Quatre candidats présumés à l’élection présidentielle d’octobre prochain ont été condamnés par un tribunal tunisien ce même lundi à des peines d’emprisonnement de huit mois et déclarés donc inéligibles au scrutin pour des raisons de fraude. Il s’agit de l’homme politique Abdel Latif Mekki, de l’activiste Nizar Chaari et du juge Mourad Massoudi, de même que de l’opposant de premier plan à Kaïs Saïed, Abir Moussi.
Ces condamnations viennent alimenter les craintes de l’opposition qui accusent les autorités de mettre en place des restrictions arbitraires et de recourir à de l’intimidation avec l’objectif de garantir la réélection de Kaïs Saïed dont le pouvoir est de plus en plus décrié.
La participation politique a diminué en Tunisie depuis 2011, après l’arrestation du dictateur Zine El Abidine Ben Ali.
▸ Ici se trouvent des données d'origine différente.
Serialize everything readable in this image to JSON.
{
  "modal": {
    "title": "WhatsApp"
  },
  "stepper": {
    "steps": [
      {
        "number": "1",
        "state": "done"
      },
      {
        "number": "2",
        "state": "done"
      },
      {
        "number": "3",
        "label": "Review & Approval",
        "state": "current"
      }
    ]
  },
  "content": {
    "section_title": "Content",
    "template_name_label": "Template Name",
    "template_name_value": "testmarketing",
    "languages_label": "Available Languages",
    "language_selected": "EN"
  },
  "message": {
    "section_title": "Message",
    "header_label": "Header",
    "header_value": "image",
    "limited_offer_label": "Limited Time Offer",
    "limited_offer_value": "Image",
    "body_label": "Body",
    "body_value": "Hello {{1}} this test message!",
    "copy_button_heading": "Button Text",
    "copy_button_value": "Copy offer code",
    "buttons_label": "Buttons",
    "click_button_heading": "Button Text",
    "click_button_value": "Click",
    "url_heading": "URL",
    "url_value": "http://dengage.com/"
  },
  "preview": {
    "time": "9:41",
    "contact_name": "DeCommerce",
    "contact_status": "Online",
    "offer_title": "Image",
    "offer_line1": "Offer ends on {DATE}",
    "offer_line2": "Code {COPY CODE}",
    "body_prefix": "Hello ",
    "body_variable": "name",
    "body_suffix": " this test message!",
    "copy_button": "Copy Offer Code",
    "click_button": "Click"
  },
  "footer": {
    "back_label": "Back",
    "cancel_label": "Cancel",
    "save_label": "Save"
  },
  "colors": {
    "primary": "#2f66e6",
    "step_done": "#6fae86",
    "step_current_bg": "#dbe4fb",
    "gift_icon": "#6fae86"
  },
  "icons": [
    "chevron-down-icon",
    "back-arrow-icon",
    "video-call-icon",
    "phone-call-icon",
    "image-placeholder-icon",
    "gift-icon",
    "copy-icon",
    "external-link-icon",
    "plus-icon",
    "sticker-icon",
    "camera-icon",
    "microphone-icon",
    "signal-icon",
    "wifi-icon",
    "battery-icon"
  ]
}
Les jeunes qui ont envahi la rue pour exiger la chute du dictateur estiment que leurs idéaux ont été trahis et se sont massivement désintéressés du jeu politique. Aux dernières élections locales qui ont eu lieu en 2023 le taux de participation n’était que de 11 % aux élections locales de l’année dernière. Néanmoins, la liste complète des candidats sera publiée le samedi 10 août.